Visions intensified reveal the motion, the play of the infinite, inside things that sit still as time rolls up and down on its way. Permanence not only exists, it recedes. In “X-rays,” Bolaño dissects this angle of (inner) vision: “The X-rays tell us time / is expanding and thinning like the tail of a comet / inside the house . . . // If we look, however, with X-rays inside of the man / we’ll see bones and shadows: ghosts of fiestas / and landscapes in motion as if viewed from an airplane / in a tailspin . . . // and we’ll know that there’s no cure.” As in the Cante Jondo and the blues, there’s a kind of vital sadness in it all. I suppose Empedocles’s “infinite boundless” (non-)exists in its way beneath emotion, language and culture. A permanent receding, as in Empedocles’s thought or in Bolaño’s work, might make exhaust that the human brain converts into sadness. We crave it nonetheless. In Bolaño, an epic sadness is the place where all the basic intensities of experience go when they’re not busy fucking up our lives. The visceral realist poet/archivists flee part one of The Savage Detectives in their patron architect’s (his name is Font) old Chevy, the narrator watches the scene recede as Lupe puts the pedal to the metal and reports, “I saw a shadow in the middle of the street. All the sadness in the world was concentrated in that shadow, framed by the strict rectangle of the Impala’s window.”
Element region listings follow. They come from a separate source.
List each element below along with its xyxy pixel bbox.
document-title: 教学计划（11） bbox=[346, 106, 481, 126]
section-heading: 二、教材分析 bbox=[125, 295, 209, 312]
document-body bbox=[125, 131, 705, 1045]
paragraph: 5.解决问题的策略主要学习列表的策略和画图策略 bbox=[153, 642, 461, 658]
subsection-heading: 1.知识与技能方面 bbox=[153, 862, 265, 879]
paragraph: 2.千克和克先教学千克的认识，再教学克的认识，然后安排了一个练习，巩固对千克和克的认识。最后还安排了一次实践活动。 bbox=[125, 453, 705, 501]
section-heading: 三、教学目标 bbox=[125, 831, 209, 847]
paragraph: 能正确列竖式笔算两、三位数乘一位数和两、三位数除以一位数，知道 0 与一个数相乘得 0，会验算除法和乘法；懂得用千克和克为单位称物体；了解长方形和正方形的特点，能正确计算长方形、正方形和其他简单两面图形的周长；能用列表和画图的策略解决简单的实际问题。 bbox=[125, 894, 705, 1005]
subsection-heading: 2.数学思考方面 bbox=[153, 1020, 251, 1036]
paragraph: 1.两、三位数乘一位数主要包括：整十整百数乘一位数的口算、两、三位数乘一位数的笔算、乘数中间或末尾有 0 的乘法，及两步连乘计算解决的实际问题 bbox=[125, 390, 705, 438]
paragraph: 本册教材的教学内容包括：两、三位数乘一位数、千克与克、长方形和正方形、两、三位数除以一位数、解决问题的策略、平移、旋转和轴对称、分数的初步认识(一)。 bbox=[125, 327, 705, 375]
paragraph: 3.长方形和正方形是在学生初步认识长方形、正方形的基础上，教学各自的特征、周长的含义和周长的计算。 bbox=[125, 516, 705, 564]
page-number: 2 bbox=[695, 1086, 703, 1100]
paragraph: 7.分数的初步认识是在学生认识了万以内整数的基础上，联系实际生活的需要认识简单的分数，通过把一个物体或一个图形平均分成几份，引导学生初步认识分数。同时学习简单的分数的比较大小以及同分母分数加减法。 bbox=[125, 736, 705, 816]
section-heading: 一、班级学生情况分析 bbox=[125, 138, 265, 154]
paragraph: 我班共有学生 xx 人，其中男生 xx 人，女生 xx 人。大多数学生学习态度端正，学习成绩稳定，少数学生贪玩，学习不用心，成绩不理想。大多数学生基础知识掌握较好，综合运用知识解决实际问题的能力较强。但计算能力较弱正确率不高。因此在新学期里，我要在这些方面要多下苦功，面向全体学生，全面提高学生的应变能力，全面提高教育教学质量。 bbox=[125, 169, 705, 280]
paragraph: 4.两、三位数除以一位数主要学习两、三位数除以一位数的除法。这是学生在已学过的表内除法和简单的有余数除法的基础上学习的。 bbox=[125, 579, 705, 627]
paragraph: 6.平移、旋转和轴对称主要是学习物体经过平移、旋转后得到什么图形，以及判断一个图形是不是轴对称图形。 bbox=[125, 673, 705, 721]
Through mind and dust and blood (even through death), the poems in The Romantic Dogs slow the vision down, and usher us up cheek to cheek with a permanent receding, according to the nature (and her stepbrother) of which even Empedocles can help rescue a prostitute and shoot off toward Sonora on a lark. These poems magnify the intricacies in a literary craft of considerable dimension. They fix upon a prose magician’s trickery slowed down and brought up close so we can focus on its hands as they move. Up close, we see they don’t. They don’t begin to move until they’re perfectly still. Stilled in images of motion and fluid. The poems in The Romantic Dogs carry a life toward us as we watch the permanently receding elements of its Will to Strife operate. As in “La Francesa,” they invoke “A love that wasn’t going to last long / But that by dessert would have become unforgettable.”